Talia looked into his ice-blue eyes and for the first time, realized that he’d said the things she’d always wanted to hear. He was correct when he’d said that a part of her was always going to be on edge when he made a bet, but the truth was, Casey was much more in control of himself that her father had ever been.

And she loved Casey. She’d proved to herself that she could walk away if she had to and it was something she never wanted to do again.

“I love you, too, Casey,” she said.

He lifted her off her feet and spun her around. “I don’t deserve you. I’m going to tell you that right now, but I’m not letting you go. All my life I’ve been a loner and I thought that was good enough but when I met you…the rest of the day all I could remember was your smile. That cute way you had of tilting your head to the side. Chances were I’d never see you again and then you—”

“Spilled more drinks on you,” she said with a laugh. “I guess I wanted to make an impression.”

“Well, you did. And I can’t imagine my life without you by my side,” he said. “I want to marry you, but I also want you to feel safe enough with me that you can say yes without hesitating.”

“I want that, too, eventually,” she admitted. But she needed time.

“I can work with that. I can wait forever as long as you are by my side,” he said.

“Me too,” she said.

“I have something to show you,” he said, his hands going to the buttons of his shirt.

“Uh, I’ve seen your chest,” she said wryly.

“Not this,” he said, pushing the sides of the shirt open. Over his heart he’d had her name written in a scripty text.

“You own my heart, Talia. The winning hand was part of what gave me the path out off the streets and to this life, but you are the one who has made me realize what life is really all about.”

She put her hand on the tattoo. “What if I didn’t love you?”

“I still would love you,” he said.

“I realized that, too. I was mad and hurt but I couldn’t stop thinking about you and missing you. Love is cruel that way, isn’t it?”

“I don’t know. You’re the only woman I’ve ever loved and as long as we are together, I think I’m okay with it,” he said.
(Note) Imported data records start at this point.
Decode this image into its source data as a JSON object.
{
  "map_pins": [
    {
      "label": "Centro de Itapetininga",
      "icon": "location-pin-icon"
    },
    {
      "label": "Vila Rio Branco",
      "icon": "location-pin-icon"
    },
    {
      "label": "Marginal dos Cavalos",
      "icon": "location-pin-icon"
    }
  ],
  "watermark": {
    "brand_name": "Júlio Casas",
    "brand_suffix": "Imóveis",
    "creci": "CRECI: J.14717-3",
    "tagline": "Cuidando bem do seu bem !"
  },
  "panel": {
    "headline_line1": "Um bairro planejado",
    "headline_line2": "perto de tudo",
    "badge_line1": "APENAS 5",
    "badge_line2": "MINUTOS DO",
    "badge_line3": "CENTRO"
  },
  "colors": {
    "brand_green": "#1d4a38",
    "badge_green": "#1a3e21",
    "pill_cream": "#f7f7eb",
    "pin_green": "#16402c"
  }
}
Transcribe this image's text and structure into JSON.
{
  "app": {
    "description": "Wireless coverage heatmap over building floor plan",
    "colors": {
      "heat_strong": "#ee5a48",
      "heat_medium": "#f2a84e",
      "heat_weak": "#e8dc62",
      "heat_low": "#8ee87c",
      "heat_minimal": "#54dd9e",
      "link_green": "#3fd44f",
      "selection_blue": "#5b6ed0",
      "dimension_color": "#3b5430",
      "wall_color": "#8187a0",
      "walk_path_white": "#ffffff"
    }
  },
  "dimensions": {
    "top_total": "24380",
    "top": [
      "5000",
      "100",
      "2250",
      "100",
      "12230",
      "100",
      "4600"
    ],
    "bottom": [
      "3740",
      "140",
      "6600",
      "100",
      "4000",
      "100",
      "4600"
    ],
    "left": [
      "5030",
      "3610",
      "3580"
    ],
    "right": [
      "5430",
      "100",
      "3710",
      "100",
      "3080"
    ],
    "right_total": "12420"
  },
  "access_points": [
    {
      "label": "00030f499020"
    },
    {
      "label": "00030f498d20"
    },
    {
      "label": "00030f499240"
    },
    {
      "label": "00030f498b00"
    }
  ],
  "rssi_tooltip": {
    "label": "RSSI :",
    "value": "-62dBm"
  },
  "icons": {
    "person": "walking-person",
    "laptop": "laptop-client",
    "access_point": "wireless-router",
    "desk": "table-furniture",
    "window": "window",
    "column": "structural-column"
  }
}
She had to smile at the way he said that. “Me too.”

“Good.”

He lifted her in his arms and carried her away from the motocross area up to the penthouse where he made love to her. When Gran got home from her trip, they drove out to Gran’s house. She was happy for them and Talia realized she had everything she’d ever wanted. She had always thought that the only way she’d find happiness was without a gambler in her life and outside of Las Vegas but she had found her heart with Casey.